Go to the Plans tab, then click on Deploy Accounts.

BuildMaster has automatically created a simple deployment plan by default. The plan doesn’t do much, but we can edit it so that it will deploy the artifact that we’ll import through the pipeline.

Edit the General Block at the top with a short description of what the plan will do and set a server for the plan to be run on. Note that you can also target environments and servers to execute operations on from the pipeline stage, but for this tutorial, we’ll just set it here.

The two default actions in the plan can be deleted and we will replace them by dragging a Deploy Artifact operation into the edited General Block. Set the Artifact name to Websites, and the Target directory to C:\Websites\$EnvironmentName\Accounts. Using $EnvironmentName will create a new folder for each environment that the application is deployed to and demonstrates one way to generalize a deployment plan for use in multiple environments.


Step 6: Creating a Release and Deploying

We can now create a Release that deploys the build artifact we created with a release package. The release number can be anything, but defaults to 0.0.0.

Click on the Releases tab, then click Create Release.

Once the release is created, you can now create a package, which will use the import plan we defined.

Click the Create Package button, then click Create Package.

BuildMaster will now run the Import Plan we created to queue a VSTS Build and then Import the artifact to BuildMaster. We can see that there has been an artifact created called Websites.
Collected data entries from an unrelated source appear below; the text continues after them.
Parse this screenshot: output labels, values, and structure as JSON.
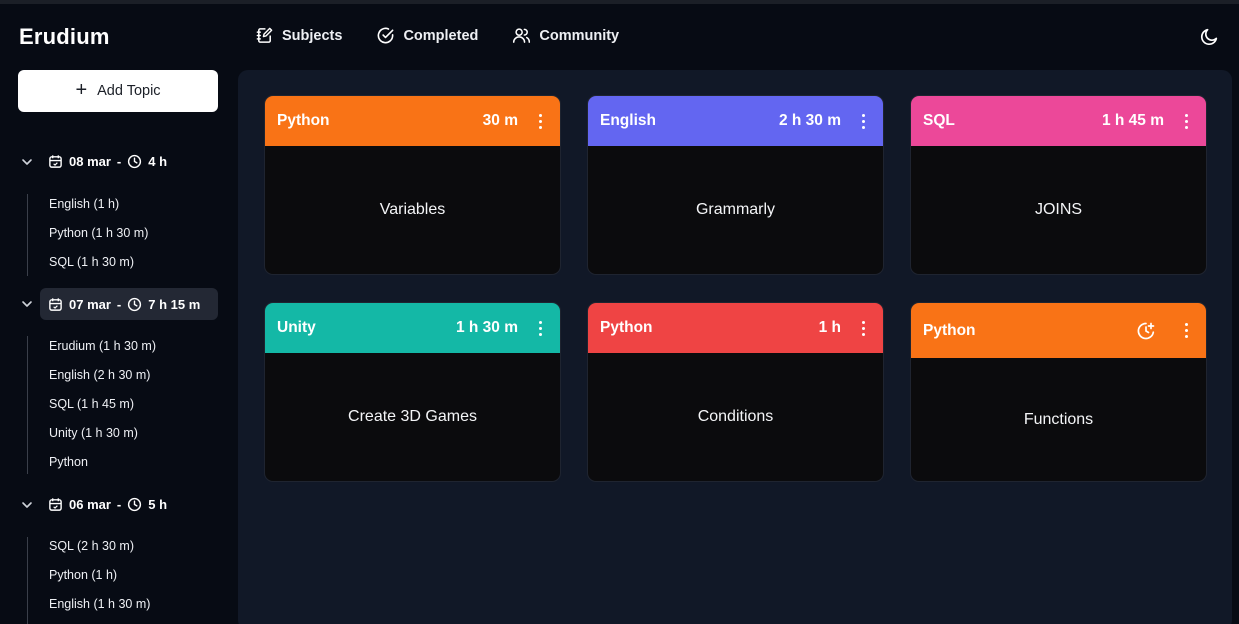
{
  "app": {
    "title": "Erudium"
  },
  "sidebar": {
    "add_label": "Add Topic",
    "groups": [
      {
        "date": "08 mar",
        "total": "4 h",
        "active": false,
        "items": [
          "English (1 h)",
          "Python (1 h 30 m)",
          "SQL (1 h 30 m)"
        ]
      },
      {
        "date": "07 mar",
        "total": "7 h 15 m",
        "active": true,
        "items": [
          "Erudium (1 h 30 m)",
          "English (2 h 30 m)",
          "SQL (1 h 45 m)",
          "Unity (1 h 30 m)",
          "Python"
        ]
      },
      {
        "date": "06 mar",
        "total": "5 h",
        "active": false,
        "items": [
          "SQL (2 h 30 m)",
          "Python (1 h)",
          "English (1 h 30 m)"
        ]
      }
    ],
    "separator": "-"
  },
  "nav": [
    {
      "label": "Subjects",
      "icon": "notebook-pen-icon"
    },
    {
      "label": "Completed",
      "icon": "check-circle-icon"
    },
    {
      "label": "Community",
      "icon": "users-icon"
    }
  ],
  "theme_toggle_icon": "moon-icon",
  "cards": [
    {
      "subject": "Python",
      "duration": "30 m",
      "topic": "Variables",
      "color": "#f97316"
    },
    {
      "subject": "English",
      "duration": "2 h 30 m",
      "topic": "Grammarly",
      "color": "#6366f1"
    },
    {
      "subject": "SQL",
      "duration": "1 h 45 m",
      "topic": "JOINS",
      "color": "#ec4899"
    },
    {
      "subject": "Unity",
      "duration": "1 h 30 m",
      "topic": "Create 3D Games",
      "color": "#14b8a6"
    },
    {
      "subject": "Python",
      "duration": "1 h",
      "topic": "Conditions",
      "color": "#ef4444"
    },
    {
      "subject": "Python",
      "duration": "",
      "topic": "Functions",
      "color": "#f97316",
      "timer_icon": "clock-plus-icon"
    }
  ]
}
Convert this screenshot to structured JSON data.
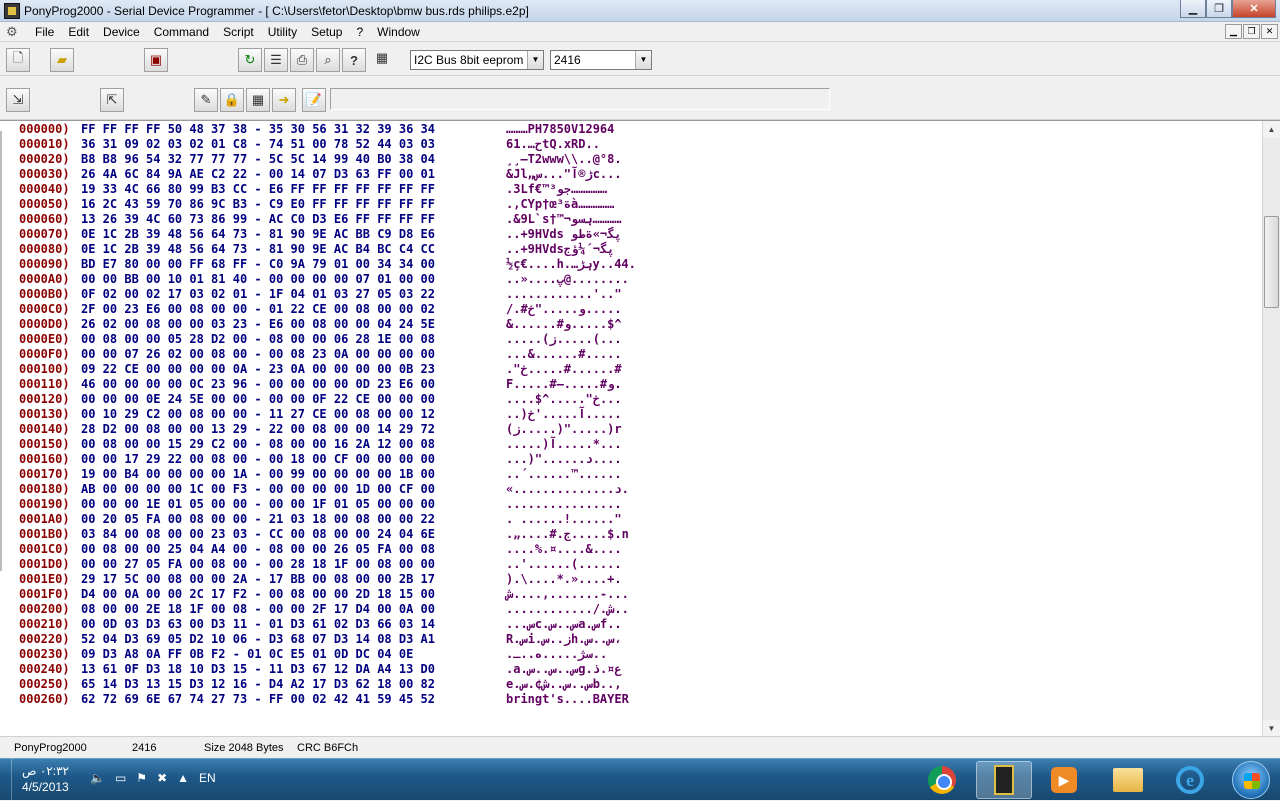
{
  "window": {
    "title": "PonyProg2000 - Serial Device Programmer - [ C:\\Users\\fetor\\Desktop\\bmw bus.rds philips.e2p]"
  },
  "menu": [
    "File",
    "Edit",
    "Device",
    "Command",
    "Script",
    "Utility",
    "Setup",
    "?",
    "Window"
  ],
  "toolbar": {
    "device_family": "I2C Bus 8bit eeprom",
    "device_type": "2416"
  },
  "editor": {
    "rows": [
      {
        "addr": "000000)",
        "hex": "FF FF FF FF 50 48 37 38 - 35 30 56 31 32 39 36 34",
        "ascii": "………PH7850V12964"
      },
      {
        "addr": "000010)",
        "hex": "36 31 09 02 03 02 01 C8 - 74 51 00 78 52 44 03 03",
        "ascii": "61.…حtQ.xRD.."
      },
      {
        "addr": "000020)",
        "hex": "B8 B8 96 54 32 77 77 77 - 5C 5C 14 99 40 B0 38 04",
        "ascii": "¸¸–T2www\\\\..@°8."
      },
      {
        "addr": "000030)",
        "hex": "26 4A 6C 84 9A AE C2 22 - 00 14 07 D3 63 FF 00 01",
        "ascii": "&Jl„ڑ®آ\"...سc..."
      },
      {
        "addr": "000040)",
        "hex": "19 33 4C 66 80 99 B3 CC - E6 FF FF FF FF FF FF FF",
        "ascii": ".3Lf€™³جو……………"
      },
      {
        "addr": "000050)",
        "hex": "16 2C 43 59 70 86 9C B3 - C9 E0 FF FF FF FF FF FF",
        "ascii": ".,CYp†œ³ةà……………"
      },
      {
        "addr": "000060)",
        "hex": "13 26 39 4C 60 73 86 99 - AC C0 D3 E6 FF FF FF FF",
        "ascii": ".&9L`s†™¬ہسو…………"
      },
      {
        "addr": "000070)",
        "hex": "0E 1C 2B 39 48 56 64 73 - 81 90 9E AC BB C9 D8 E6",
        "ascii": "..+9HVds پگ‍¬»ةطو"
      },
      {
        "addr": "000080)",
        "hex": "0E 1C 2B 39 48 56 64 73 - 81 90 9E AC B4 BC C4 CC",
        "ascii": "..+9HVdsپگ‍¬´¼ؤج"
      },
      {
        "addr": "000090)",
        "hex": "BD E7 80 00 00 FF 68 FF - C0 9A 79 01 00 34 34 00",
        "ascii": "½ç€....h.…ہڑy..44."
      },
      {
        "addr": "0000A0)",
        "hex": "00 00 BB 00 10 01 81 40 - 00 00 00 00 07 01 00 00",
        "ascii": "..»....پ@........"
      },
      {
        "addr": "0000B0)",
        "hex": "0F 02 00 02 17 03 02 01 - 1F 04 01 03 27 05 03 22",
        "ascii": "............'..\""
      },
      {
        "addr": "0000C0)",
        "hex": "2F 00 23 E6 00 08 00 00 - 01 22 CE 00 08 00 00 02",
        "ascii": "/.#و.....\"خ....."
      },
      {
        "addr": "0000D0)",
        "hex": "26 02 00 08 00 00 03 23 - E6 00 08 00 00 04 24 5E",
        "ascii": "&......#و.....$^"
      },
      {
        "addr": "0000E0)",
        "hex": "00 08 00 00 05 28 D2 00 - 08 00 00 06 28 1E 00 08",
        "ascii": ".....(ز.....(..."
      },
      {
        "addr": "0000F0)",
        "hex": "00 00 07 26 02 00 08 00 - 00 08 23 0A 00 00 00 00",
        "ascii": "...&......#....."
      },
      {
        "addr": "000100)",
        "hex": "09 22 CE 00 00 00 00 0A - 23 0A 00 00 00 00 0B 23",
        "ascii": ".\"خ.....#......#"
      },
      {
        "addr": "000110)",
        "hex": "46 00 00 00 00 0C 23 96 - 00 00 00 00 0D 23 E6 00",
        "ascii": "F.....#–.....#و."
      },
      {
        "addr": "000120)",
        "hex": "00 00 00 0E 24 5E 00 00 - 00 00 0F 22 CE 00 00 00",
        "ascii": "....$^.....\"خ..."
      },
      {
        "addr": "000130)",
        "hex": "00 10 29 C2 00 08 00 00 - 11 27 CE 00 08 00 00 12",
        "ascii": "..)آ.....'خ....."
      },
      {
        "addr": "000140)",
        "hex": "28 D2 00 08 00 00 13 29 - 22 00 08 00 00 14 29 72",
        "ascii": "(ز.....)\".....)r"
      },
      {
        "addr": "000150)",
        "hex": "00 08 00 00 15 29 C2 00 - 08 00 00 16 2A 12 00 08",
        "ascii": ".....)آ.....*..."
      },
      {
        "addr": "000160)",
        "hex": "00 00 17 29 22 00 08 00 - 00 18 00 CF 00 00 00 00",
        "ascii": "...)\"......د...."
      },
      {
        "addr": "000170)",
        "hex": "19 00 B4 00 00 00 00 1A - 00 99 00 00 00 00 1B 00",
        "ascii": "..´......™......"
      },
      {
        "addr": "000180)",
        "hex": "AB 00 00 00 00 1C 00 F3 - 00 00 00 00 1D 00 CF 00",
        "ascii": "«..............د."
      },
      {
        "addr": "000190)",
        "hex": "00 00 00 1E 01 05 00 00 - 00 00 1F 01 05 00 00 00",
        "ascii": "................"
      },
      {
        "addr": "0001A0)",
        "hex": "00 20 05 FA 00 08 00 00 - 21 03 18 00 08 00 00 22",
        "ascii": ". ......!......\""
      },
      {
        "addr": "0001B0)",
        "hex": "03 84 00 08 00 00 23 03 - CC 00 08 00 00 24 04 6E",
        "ascii": ".„....#.ج.....$.n"
      },
      {
        "addr": "0001C0)",
        "hex": "00 08 00 00 25 04 A4 00 - 08 00 00 26 05 FA 00 08",
        "ascii": "....%.¤....&...."
      },
      {
        "addr": "0001D0)",
        "hex": "00 00 27 05 FA 00 08 00 - 00 28 18 1F 00 08 00 00",
        "ascii": "..'......(......"
      },
      {
        "addr": "0001E0)",
        "hex": "29 17 5C 00 08 00 00 2A - 17 BB 00 08 00 00 2B 17",
        "ascii": ").\\....*.»....+."
      },
      {
        "addr": "0001F0)",
        "hex": "D4 00 0A 00 00 2C 17 F2 - 00 08 00 00 2D 18 15 00",
        "ascii": "ش....,.......-..."
      },
      {
        "addr": "000200)",
        "hex": "08 00 00 2E 18 1F 00 08 - 00 00 2F 17 D4 00 0A 00",
        "ascii": "............/.ش.."
      },
      {
        "addr": "000210)",
        "hex": "00 0D 03 D3 63 00 D3 11 - 01 D3 61 02 D3 66 03 14",
        "ascii": "...سc.س..سa.سf.."
      },
      {
        "addr": "000220)",
        "hex": "52 04 D3 69 05 D2 10 06 - D3 68 07 D3 14 08 D3 A1",
        "ascii": "R.سi.ز..سh.س..س،"
      },
      {
        "addr": "000230)",
        "hex": "09 D3 A8 0A FF 0B F2 - 01 0C E5 01 0D DC 04 0E",
        "ascii": ".سژ.....ه..ـ.."
      },
      {
        "addr": "000240)",
        "hex": "13 61 0F D3 18 10 D3 15 - 11 D3 67 12 DA A4 13 D0",
        "ascii": ".a.س..س..سg.ع¤.ذ"
      },
      {
        "addr": "000250)",
        "hex": "65 14 D3 13 15 D3 12 16 - D4 A2 17 D3 62 18 00 82",
        "ascii": "e.س..س..ش¢.سb..‚"
      },
      {
        "addr": "000260)",
        "hex": "62 72 69 6E 67 74 27 73 - FF 00 02 42 41 59 45 52",
        "ascii": "bringt's....BAYER"
      }
    ]
  },
  "status": {
    "app": "PonyProg2000",
    "device": "2416",
    "size": "Size  2048 Bytes",
    "crc": "CRC  B6FCh"
  },
  "taskbar": {
    "time": "٠٢:٣٢ ص",
    "date": "4/5/2013",
    "lang": "EN"
  }
}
You can now run the artifact through the rest of the pipeline simply by clicking Deploy in each successive stage. Of course, you can also configure gates, listeners, and permissions to ensure that a proper process is followed.

You can further verify that the deployment was successful by checking the drive used when setting up the deployment plan. There will be three folders under /Websites, one for Integration, Testing, and Production, each containing the deployed files.